Adaptive Learning in Continuous Games: Optimal Regret Bounds and Convergence to Nash Equilibrium
Yu-Guan Hsieh , Kimon Antonakopoulos , Panayotis Mertikopoulos
Session: Online Learning, Game Theory 2 (A)
Session Chair: Vidya K Muthukumar
Poster: Poster Session 2
Abstract:
In game-theoretic learning, several agents are learning simultaneously following their individual interests, so the environment is non-stationary from each player’s perspective. In these circumstances, the performance of a learning algorithm is often measured by its regret. However, no-regret algorithms are not all created equal in terms of game-theoretic guarantees: depending on how they are tuned, some of them may drive the system to an equilibrium, while others could produce cyclic, chaotic, or otherwise divergent trajectories.
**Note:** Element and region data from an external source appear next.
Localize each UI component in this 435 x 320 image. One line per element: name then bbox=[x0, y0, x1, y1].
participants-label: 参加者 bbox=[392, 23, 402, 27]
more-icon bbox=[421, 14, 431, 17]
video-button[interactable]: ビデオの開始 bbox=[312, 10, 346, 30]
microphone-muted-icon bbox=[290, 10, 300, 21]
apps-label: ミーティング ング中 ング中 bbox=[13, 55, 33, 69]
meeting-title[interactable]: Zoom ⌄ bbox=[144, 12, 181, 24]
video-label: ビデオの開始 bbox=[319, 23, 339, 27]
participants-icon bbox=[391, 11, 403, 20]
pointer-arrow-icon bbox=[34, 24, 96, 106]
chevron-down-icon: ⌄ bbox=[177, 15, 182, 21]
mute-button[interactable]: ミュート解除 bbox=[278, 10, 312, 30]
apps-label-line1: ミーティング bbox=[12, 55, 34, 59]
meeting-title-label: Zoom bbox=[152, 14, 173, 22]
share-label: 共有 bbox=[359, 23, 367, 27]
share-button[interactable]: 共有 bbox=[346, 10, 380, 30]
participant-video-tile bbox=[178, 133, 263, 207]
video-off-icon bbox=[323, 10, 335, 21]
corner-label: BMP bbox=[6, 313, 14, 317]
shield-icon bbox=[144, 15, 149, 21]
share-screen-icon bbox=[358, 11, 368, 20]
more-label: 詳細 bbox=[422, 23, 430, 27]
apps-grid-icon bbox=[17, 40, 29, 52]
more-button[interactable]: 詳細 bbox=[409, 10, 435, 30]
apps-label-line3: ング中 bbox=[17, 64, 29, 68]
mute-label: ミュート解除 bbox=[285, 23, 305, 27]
To account for this, we propose a range of no-regrets policies based on optimistic mirror descent, with the following desirable properties: i) they do not require any prior tuning or knowledge of the game; ii) they all achieve O(√T) regret against arbitrary, adversarial opponents; iii) they converge to the best response against convergent opponents; and, if employed by all players, iv) they guarantee O(1) social regret; and v) the induced sequence of play converges to Nash equilibrium while guaranteeing O(1) individual regret in all variationally stable games (a class of games that includes all monotone and convex-concave zero-sum games).